We found the best preserved wall art and cravings in Shitthaung Temple, built in 1535. The name of the temple translates to “Temple of 80,000 Images of Buddha” and represents the thousands images of Buddhas placed in the dark and narrow corridors of the temple.
But absolutely the most atmospheric off all of the temples of Mrauk U was the magical Kothaung temple, built in 1553, by the son of the king who built the Shitethaung. Kothaung contains 90,000 images of the Buddha and when in most cases the biggest doesn’t necessarily means the best, here I can’t really argue.
Removed from the main cluster of Pagodas, Kothaung sits majestically between rice paddies and fields. Surrounded by 108 smaller stupas the inside of the temple revels the passageways, overgrown statues, images of Buddhas and crumbling walls. I don’t think that there are many places like this left in this part of the world and if I was to point out my favourite South East Asian Temple Kothaung would be the one!
The temples of Maruk U are all in close location and we explored the area in 2 days on foot. On the way to the main temples we passed by the less popular ones and walked around the rice paddies and small villages, which always gives you a idea of how people live and also gives you some time away from the temples, although a pagoda is aways near enough!
So after 3 days full of temples and pagodas we decided to make a move and booked a bus to Mandalay. Booking a day in advance we again turned out to be last people on the bus and (again) back seats were the only ones left. After my futuristic dream during which I had seen us traveling comfortable on these ‘leftover’ seats our journey to Mandaley started off pretty well with only 2 hours delay. Although bus was absolutely packed with people sitting on fold down sits in aisle, our seats reclined and we had quite a lot of leg room, which usually means a comfortable journey.

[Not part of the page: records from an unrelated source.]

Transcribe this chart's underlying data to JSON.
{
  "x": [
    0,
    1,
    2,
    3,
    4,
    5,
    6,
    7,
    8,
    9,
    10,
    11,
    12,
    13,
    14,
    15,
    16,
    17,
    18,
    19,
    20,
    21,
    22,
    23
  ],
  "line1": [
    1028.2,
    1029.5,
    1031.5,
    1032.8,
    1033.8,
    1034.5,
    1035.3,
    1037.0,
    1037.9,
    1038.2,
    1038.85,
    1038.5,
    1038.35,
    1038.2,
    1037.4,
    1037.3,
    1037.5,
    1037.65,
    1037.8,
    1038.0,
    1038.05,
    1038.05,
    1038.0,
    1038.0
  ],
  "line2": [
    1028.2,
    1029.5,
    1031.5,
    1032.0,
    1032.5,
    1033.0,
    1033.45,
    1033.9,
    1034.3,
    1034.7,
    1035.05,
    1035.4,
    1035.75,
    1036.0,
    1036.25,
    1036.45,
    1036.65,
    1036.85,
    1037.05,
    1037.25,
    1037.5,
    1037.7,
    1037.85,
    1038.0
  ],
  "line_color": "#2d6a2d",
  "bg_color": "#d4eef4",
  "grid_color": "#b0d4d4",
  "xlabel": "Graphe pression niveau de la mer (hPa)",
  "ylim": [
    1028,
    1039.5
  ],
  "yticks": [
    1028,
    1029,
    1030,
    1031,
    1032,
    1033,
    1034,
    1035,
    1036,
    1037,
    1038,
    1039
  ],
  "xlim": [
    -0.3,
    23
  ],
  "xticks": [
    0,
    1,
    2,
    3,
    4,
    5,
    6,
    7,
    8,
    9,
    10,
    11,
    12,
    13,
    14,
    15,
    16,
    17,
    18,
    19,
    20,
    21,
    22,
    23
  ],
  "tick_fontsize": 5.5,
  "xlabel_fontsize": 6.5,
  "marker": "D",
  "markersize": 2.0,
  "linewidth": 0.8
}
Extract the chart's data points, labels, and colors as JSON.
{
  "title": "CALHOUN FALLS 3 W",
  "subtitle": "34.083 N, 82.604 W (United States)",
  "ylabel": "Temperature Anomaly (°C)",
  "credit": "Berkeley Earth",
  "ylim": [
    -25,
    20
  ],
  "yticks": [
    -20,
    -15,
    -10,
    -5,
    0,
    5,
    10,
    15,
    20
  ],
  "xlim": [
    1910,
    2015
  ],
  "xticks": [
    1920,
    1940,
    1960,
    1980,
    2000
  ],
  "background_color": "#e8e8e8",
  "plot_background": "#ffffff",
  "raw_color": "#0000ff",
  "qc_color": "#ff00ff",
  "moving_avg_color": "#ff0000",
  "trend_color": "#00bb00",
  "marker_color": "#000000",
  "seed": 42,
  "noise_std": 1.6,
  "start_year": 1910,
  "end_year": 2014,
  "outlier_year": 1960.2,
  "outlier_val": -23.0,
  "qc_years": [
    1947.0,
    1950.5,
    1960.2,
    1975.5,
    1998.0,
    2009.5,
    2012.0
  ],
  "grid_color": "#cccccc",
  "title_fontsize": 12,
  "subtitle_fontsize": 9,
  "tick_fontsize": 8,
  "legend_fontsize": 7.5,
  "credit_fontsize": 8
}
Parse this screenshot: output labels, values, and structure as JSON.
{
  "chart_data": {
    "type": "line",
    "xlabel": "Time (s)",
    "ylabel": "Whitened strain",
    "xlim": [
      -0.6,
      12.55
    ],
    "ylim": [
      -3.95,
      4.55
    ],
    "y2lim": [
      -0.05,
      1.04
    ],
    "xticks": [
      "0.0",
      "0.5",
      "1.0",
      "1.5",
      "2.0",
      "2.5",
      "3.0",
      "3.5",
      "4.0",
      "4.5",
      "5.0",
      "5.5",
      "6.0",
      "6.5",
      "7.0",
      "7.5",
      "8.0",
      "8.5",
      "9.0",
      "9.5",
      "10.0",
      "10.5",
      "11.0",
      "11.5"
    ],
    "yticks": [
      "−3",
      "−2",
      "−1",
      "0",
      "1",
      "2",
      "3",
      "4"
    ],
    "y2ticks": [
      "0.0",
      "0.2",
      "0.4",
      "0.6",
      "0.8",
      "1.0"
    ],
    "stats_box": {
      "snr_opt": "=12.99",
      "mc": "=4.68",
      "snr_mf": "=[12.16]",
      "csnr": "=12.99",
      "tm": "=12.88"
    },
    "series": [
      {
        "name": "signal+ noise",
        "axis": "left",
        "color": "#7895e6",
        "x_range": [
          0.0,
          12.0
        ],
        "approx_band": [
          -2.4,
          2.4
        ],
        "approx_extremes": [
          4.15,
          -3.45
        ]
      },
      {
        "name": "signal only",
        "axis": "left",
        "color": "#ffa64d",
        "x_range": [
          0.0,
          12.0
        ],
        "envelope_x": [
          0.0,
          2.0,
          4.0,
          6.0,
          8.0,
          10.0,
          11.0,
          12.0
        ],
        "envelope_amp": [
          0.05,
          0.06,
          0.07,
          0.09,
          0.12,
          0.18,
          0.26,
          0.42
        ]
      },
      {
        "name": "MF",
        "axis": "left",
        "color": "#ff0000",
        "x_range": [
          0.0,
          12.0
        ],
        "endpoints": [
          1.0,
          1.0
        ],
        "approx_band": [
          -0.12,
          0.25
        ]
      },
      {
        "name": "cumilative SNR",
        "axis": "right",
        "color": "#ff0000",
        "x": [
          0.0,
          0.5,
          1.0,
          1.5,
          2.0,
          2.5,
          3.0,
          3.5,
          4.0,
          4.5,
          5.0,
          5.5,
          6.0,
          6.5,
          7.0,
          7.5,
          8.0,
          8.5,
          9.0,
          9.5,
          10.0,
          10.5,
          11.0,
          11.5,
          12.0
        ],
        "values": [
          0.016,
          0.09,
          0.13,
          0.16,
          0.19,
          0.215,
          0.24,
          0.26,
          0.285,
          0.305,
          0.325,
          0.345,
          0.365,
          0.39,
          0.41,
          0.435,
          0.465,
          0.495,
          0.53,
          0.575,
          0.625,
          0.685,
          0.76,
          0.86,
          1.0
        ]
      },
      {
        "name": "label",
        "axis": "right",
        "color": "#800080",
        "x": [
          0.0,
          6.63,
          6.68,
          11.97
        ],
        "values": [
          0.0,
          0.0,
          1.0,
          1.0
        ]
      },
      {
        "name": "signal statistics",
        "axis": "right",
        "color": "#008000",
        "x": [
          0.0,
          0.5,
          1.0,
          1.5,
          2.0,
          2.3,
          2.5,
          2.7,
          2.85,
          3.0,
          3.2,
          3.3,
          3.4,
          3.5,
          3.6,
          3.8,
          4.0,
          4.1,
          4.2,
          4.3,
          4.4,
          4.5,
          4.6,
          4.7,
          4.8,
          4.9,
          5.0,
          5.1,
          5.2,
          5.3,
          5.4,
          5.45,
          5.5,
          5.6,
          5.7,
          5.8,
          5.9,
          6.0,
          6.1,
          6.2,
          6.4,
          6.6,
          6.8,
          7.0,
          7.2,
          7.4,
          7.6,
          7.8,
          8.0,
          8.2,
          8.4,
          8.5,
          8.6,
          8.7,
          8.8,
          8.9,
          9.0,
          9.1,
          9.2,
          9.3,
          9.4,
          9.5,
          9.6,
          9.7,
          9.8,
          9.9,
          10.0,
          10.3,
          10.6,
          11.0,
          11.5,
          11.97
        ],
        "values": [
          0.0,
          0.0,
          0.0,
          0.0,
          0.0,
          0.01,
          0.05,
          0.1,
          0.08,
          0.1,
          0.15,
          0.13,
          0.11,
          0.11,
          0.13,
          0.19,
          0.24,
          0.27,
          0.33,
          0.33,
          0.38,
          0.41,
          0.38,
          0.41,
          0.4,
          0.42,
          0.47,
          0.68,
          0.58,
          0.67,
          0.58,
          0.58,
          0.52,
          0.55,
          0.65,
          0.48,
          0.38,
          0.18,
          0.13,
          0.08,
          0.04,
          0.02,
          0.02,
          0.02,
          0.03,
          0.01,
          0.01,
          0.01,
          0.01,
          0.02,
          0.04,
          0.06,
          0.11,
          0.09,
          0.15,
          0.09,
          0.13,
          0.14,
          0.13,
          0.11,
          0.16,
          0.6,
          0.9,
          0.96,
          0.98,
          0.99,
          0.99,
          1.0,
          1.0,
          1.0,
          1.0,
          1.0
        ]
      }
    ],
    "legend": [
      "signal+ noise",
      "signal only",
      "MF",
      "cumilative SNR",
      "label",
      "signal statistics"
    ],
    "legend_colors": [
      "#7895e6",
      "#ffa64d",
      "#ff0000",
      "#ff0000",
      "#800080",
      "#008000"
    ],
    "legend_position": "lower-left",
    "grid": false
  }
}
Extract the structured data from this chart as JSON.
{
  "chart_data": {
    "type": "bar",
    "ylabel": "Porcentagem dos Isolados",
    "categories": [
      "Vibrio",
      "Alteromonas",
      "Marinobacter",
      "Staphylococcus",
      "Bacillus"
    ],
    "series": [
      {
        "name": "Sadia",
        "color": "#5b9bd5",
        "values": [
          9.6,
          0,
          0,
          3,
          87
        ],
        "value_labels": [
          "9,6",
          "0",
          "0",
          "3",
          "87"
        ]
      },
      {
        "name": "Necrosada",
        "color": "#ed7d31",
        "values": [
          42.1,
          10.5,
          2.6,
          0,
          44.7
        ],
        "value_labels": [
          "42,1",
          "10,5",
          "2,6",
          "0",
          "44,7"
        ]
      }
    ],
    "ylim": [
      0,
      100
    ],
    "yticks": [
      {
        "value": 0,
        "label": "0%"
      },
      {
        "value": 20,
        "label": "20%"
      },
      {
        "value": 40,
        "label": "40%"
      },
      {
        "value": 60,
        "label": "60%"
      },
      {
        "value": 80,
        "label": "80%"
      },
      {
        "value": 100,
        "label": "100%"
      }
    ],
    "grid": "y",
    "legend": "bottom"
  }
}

Everything went well until 11.30pm when the bus stopped on a windy mountain road and did not move for the next 8 hours. It seemed that the bus in front of us had broke down causing a pretty big traffic queue behind and with the heavy rainfall from the day before going off road around the bus was too muddy. Nevertheless around 8am we managed to pass by the unfortunate bus (God knows how much longer people on that bus had to wait!) and arrived in Mandalay with only 10 hours delay! Wooohooo!
And here are few usefull tips for Mrauk U
- It’s possible to make a journey from Bagan to Mrauk U. From Bagan’s bus station take a public bus to Magwe. Cost is 4000 kyat, leaves at 10.30am, takes 4 hours.
- In Magwe take a pick up to ‘Fashion Shop’ (if you are lostexit the bus station and go to a restaurant on the right. The owner will show you the way) where Mandalay-Mrauk U-Sittwe bus stops and where you buy your ticket, cost 30,000 kyat. The bus will arrive between 11pm-12pm. It’s a long wait, so stroll down to the river front where are plenty of small restaurants and cafes. Sunsets can be spectacular.
- Hostels in Mrauk U seem to lack big advertising, but we found a cheap ($10 double room), clean room with bathroom in a hostel by the bridge and opposite primary school.
- We visited in the rain season and it did rain everyday as on schedule between 3pm -5.30pm
- Bus tickets back to Mandalay sell out quickly, so book one 2 days in advance. Also, one meal is included in the price ticket and actually one of the best meals we had in Burma were on the road!